Since Marinka asked so nicely, I will not post her address here today. It’s really too bad, I’d planned one hell of a party at her house and was going to invite you all. If you’re bored and don’t have anywhere fun to go, blame her.
I’m also inconvenienced by this because it leaves me without a topic. I’m too medicated to have a enough original thoughts to build a stash in the drafts folder. I only have 1 in there.
It’s the one that has been begging to be written. It’ll be posted on the 5th anniversary of my cancer diagnosis. When my brain heads down the wrong road, I write. It’s the story that has been with me every February as I reach that yearly milestone.
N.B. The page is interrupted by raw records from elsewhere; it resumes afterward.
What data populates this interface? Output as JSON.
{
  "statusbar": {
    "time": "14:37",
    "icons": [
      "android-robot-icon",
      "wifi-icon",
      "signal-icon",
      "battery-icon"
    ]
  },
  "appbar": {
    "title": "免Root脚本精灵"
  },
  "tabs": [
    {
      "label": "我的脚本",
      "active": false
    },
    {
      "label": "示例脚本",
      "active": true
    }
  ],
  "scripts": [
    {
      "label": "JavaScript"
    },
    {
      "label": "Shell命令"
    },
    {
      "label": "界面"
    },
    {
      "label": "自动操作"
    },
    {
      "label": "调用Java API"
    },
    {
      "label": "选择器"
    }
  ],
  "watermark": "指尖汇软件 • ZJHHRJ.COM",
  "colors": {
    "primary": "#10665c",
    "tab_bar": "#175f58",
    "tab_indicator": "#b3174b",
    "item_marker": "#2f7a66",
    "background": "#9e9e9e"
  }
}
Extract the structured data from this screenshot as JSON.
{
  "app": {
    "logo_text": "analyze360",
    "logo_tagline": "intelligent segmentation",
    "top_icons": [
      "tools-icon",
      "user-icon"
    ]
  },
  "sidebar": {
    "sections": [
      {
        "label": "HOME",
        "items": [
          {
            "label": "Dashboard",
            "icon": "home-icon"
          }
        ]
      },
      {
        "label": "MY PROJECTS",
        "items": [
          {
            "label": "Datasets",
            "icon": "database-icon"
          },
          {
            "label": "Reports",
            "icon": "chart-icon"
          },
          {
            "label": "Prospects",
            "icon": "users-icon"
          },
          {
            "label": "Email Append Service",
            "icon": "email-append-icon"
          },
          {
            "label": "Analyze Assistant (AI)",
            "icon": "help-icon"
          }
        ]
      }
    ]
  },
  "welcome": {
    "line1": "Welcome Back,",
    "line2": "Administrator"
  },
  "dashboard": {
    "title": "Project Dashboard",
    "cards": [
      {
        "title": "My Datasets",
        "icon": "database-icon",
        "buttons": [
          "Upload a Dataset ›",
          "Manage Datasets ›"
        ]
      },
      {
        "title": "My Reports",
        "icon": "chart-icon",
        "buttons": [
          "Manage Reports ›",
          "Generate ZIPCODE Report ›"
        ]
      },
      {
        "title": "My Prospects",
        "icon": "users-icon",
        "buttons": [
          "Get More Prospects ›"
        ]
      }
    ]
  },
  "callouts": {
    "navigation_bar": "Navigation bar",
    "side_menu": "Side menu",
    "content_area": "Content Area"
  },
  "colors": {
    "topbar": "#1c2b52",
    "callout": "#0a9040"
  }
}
I’ve never had an outlet to tell it before. It will be long. You’ve been warned. Still, that’s not helping me at all right now. It’s not February yet, I can’t post it.
It’s my quarterly scan today. I know I’ve already told you that but that’s why I have nothing interesting to say. I apologize.
Maybe something exciting will happen at my scan. Though I feel like I shouldn’t say that because I’ll jinx myself. I have a greater appreciation for boring and uneventful than most I think.
I’m just referring to something even moderately blog worthy, but not involving the words, “Yup, that pain in your side is definitely from growing liver mets.” I get the results next week – what kind of crappy Christmas present would that be?? Santa loves me more than that right?
Ah hell, I don’t know. I’ve officially reached peak scanxiety levels and it’s time to admit that creative brilliance isn’t going to happen. I’m scattered and unfocused.
I scan at 11:00 then I’m going to make more fudge. I’m sure I can find some people to take it off my hands.